Updated: Sep 26, 2020

Someone for whom human interaction and physical connect matters a lot and contributes to keeping sane and happy; this lock down is a very tough time. Holding the hand of your beloved, a silent and warm long hug, a peck on the cheeks, or a passionate romantic kiss, the healing powers of a loving human touch is beyond description. 

 



As much as you require, as tough as it may seem, staying away from those you love, is the true test of your love during these times. Being at the receiving end of this myself, I am here to share some ways in which we can see this through. 

Trust - being the foundation of all relationships, is that for this test too. Keep your trust in your relationship and your beloved strong and let it flourish during this distance. Know that they have always loved you, and will continue to, that no one can replace you for each other, and that they will take care of themselves for you. 

Communication - though always one of the most critical aspects, it is much more important during these times. But, I am not talking about long chats, keeping each other informed, video chats etc. here. Do that if you can for sure. But the communication I am talking about is more skin deep. The ability to listen to the silence and to know what exactly the no response to a certain message may mean. The ability to crisply communicate during that 2-minute phone call that you so much yearned for. The ability to wait for a response for days, not with anxiety but with patience trust and positive thoughts. That type of communication is the need of the hour or months if I may say. 

Consideration – when we are in pain, the human tendency is to think of, feel about and understand only our pain. It makes us blind to the pain that others go through. Remember this separation, this distance, this longing, is not yours alone, it is for both involved, equally. Be considerate towards this fact and do not make it all about your pain alone. 

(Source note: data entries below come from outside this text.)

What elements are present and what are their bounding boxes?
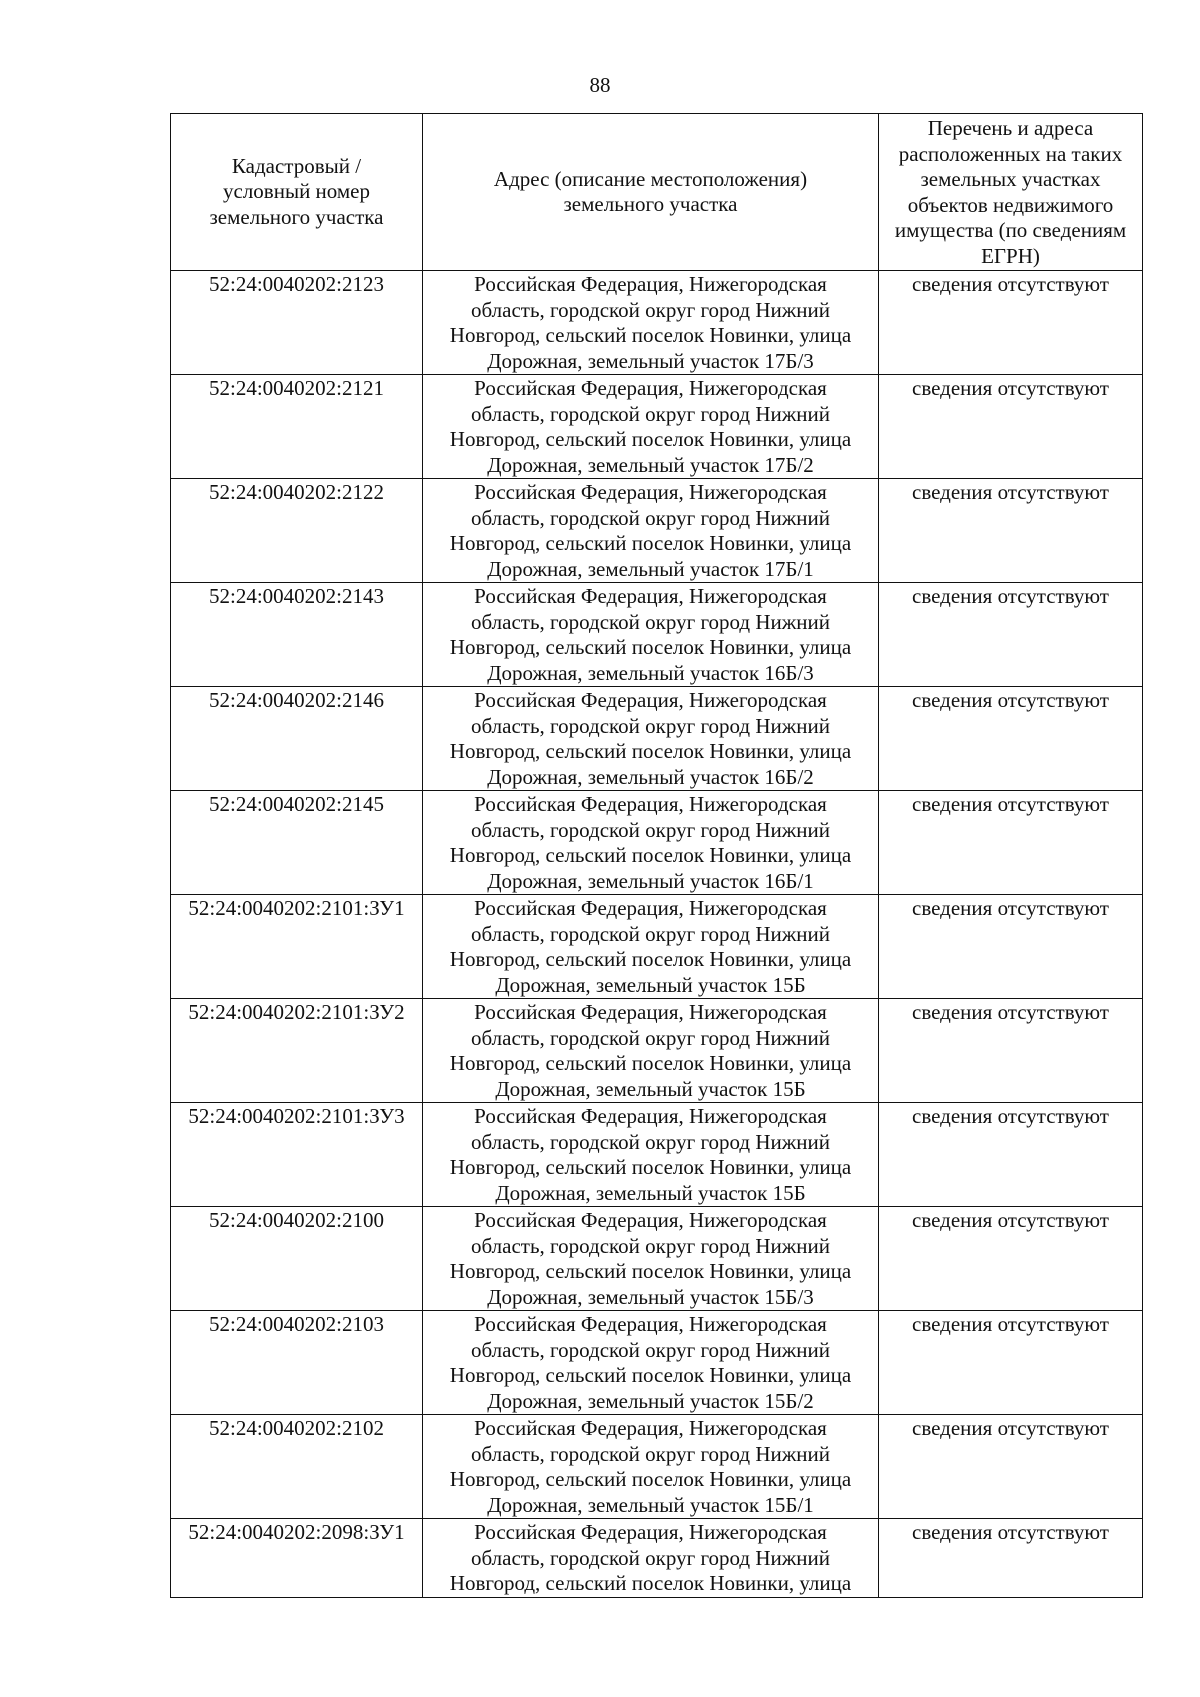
cadastral-number-cell: 52:24:0040202:2100 [171,1207,423,1311]
table-row [171,271,1143,375]
address-cell: Российская Федерация, Нижегородская область, городской округ город Нижний Новгород, сельский поселок Новинки, улица Дорожная, земельный участок 15Б/3 [423,1207,879,1311]
objects-cell: сведения отсутствуют [879,687,1143,791]
land-plots-table [170,113,1143,1598]
table-row [171,1415,1143,1519]
table-header-row [171,114,1143,271]
table-row [171,791,1143,895]
address-cell: Российская Федерация, Нижегородская область, городской округ город Нижний Новгород, сельский поселок Новинки, улица Дорожная, земельный участок 16Б/2 [423,687,879,791]
table-row [171,583,1143,687]
table-row [171,1519,1143,1598]
objects-cell: сведения отсутствуют [879,1103,1143,1207]
header-real-estate-objects: Перечень и адреса расположенных на таких земельных участках объектов недвижимого имущества (по сведениям ЕГРН) [879,114,1143,271]
cadastral-number-cell: 52:24:0040202:2101:ЗУ3 [171,1103,423,1207]
table-row [171,375,1143,479]
objects-cell: сведения отсутствуют [879,999,1143,1103]
address-cell: Российская Федерация, Нижегородская область, городской округ город Нижний Новгород, сельский поселок Новинки, улица Дорожная, земельный участок 17Б/3 [423,271,879,375]
cadastral-number-cell: 52:24:0040202:2101:ЗУ1 [171,895,423,999]
table-row [171,1207,1143,1311]
address-cell: Российская Федерация, Нижегородская область, городской округ город Нижний Новгород, сельский поселок Новинки, улица [423,1519,879,1598]
header-cadastral-number: Кадастровый / условный номер земельного участка [171,114,423,271]
objects-cell: сведения отсутствуют [879,375,1143,479]
cadastral-number-cell: 52:24:0040202:2103 [171,1311,423,1415]
cadastral-number-cell: 52:24:0040202:2101:ЗУ2 [171,999,423,1103]
table-body [171,271,1143,1598]
objects-cell: сведения отсутствуют [879,1311,1143,1415]
objects-cell: сведения отсутствуют [879,791,1143,895]
objects-cell: сведения отсутствуют [879,271,1143,375]
cadastral-number-cell: 52:24:0040202:2145 [171,791,423,895]
address-cell: Российская Федерация, Нижегородская область, городской округ город Нижний Новгород, сельский поселок Новинки, улица Дорожная, земельный участок 16Б/3 [423,583,879,687]
objects-cell: сведения отсутствуют [879,479,1143,583]
table-header [171,114,1143,271]
cadastral-number-cell: 52:24:0040202:2143 [171,583,423,687]
address-cell: Российская Федерация, Нижегородская область, городской округ город Нижний Новгород, сельский поселок Новинки, улица Дорожная, земельный участок 17Б/1 [423,479,879,583]
table-row [171,999,1143,1103]
cadastral-number-cell: 52:24:0040202:2121 [171,375,423,479]
address-cell: Российская Федерация, Нижегородская область, городской округ город Нижний Новгород, сельский поселок Новинки, улица Дорожная, земельный участок 15Б/2 [423,1311,879,1415]
objects-cell: сведения отсутствуют [879,895,1143,999]
objects-cell: сведения отсутствуют [879,1207,1143,1311]
objects-cell: сведения отсутствуют [879,583,1143,687]
address-cell: Российская Федерация, Нижегородская область, городской округ город Нижний Новгород, сельский поселок Новинки, улица Дорожная, земельный участок 17Б/2 [423,375,879,479]
cadastral-number-cell: 52:24:0040202:2102 [171,1415,423,1519]
address-cell: Российская Федерация, Нижегородская область, городской округ город Нижний Новгород, сельский поселок Новинки, улица Дорожная, земельный участок 16Б/1 [423,791,879,895]
address-cell: Российская Федерация, Нижегородская область, городской округ город Нижний Новгород, сельский поселок Новинки, улица Дорожная, земельный участок 15Б [423,1103,879,1207]
cadastral-number-cell: 52:24:0040202:2098:ЗУ1 [171,1519,423,1598]
address-cell: Российская Федерация, Нижегородская область, городской округ город Нижний Новгород, сельский поселок Новинки, улица Дорожная, земельный участок 15Б [423,895,879,999]
objects-cell: сведения отсутствуют [879,1415,1143,1519]
table-row [171,687,1143,791]
address-cell: Российская Федерация, Нижегородская область, городской округ город Нижний Новгород, сельский поселок Новинки, улица Дорожная, земельный участок 15Б/1 [423,1415,879,1519]
cadastral-number-cell: 52:24:0040202:2122 [171,479,423,583]
objects-cell: сведения отсутствуют [879,1519,1143,1598]
table-row [171,479,1143,583]
page-number: 88 [589,73,611,97]
table-row [171,895,1143,999]
cadastral-number-cell: 52:24:0040202:2123 [171,271,423,375]
table-row [171,1311,1143,1415]
header-address: Адрес (описание местоположения) земельного участка [423,114,879,271]
table-row [171,1103,1143,1207]
cadastral-number-cell: 52:24:0040202:2146 [171,687,423,791]
address-cell: Российская Федерация, Нижегородская область, городской округ город Нижний Новгород, сельский поселок Новинки, улица Дорожная, земельный участок 15Б [423,999,879,1103]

Gratitude – tough times are the best times to reflect upon the good times. Remind yourself about the lovely times of togetherness, think of those times so deeply and intently, that you should actually be able to feel the warmth. Write down the things that you are grateful for. Having someone you can miss; in itself is something to be grateful for. Many people do not even have this. 

Positivity – The energy, with which we think of others, is the same energy we send to them. It is natural to get all negative thoughts when you are away and unable to get in touch, yet would you want to send negativity to your loved ones, especially when you know you can send positivity. So be mindful of your thoughts. 

Acceptance – do not keep questioning the reality. Acceptance is the first step to happiness. Accept this distance and let it sink in. Acceptance does not mean you need to put a fake brave face and suppress your emotion. Acceptance means to acknowledge your emotion, cry if you need to, know what is making you cry, or feel anxious or negative, fix the root cause and then move ahead to managing that emotion. 

Cope – Find your own coping mechanisms. Do not let the brain trick you and rule you; tame it and train it. Do things that keep you virtually connected to your loved ones. Listening to their favorite music, or watching that movie you both so laughed together at, browsing through your vacation memories – photos, or anything else you hold dear, wearing their clothes to feel their smell, making a memory journal or photo book… option are many. Instead of sitting and shedding those precious tears, get to work. 

I know, this is not an exhaustive list of what you can and cannot do. I also know that this wouldn’t change your life, and make all your worries and anxieties vanish the moment you finish reading it. Yet, I know for sure that it will put things in perspective and give you an opportunity to adjust and re-adjust to your situation and your emotions during these times.


Love cannot be locked down. Just like flowing water, when hits an obstruction, doesn’t stop, but finds its way around it, Love too will flourish if you let it find another way.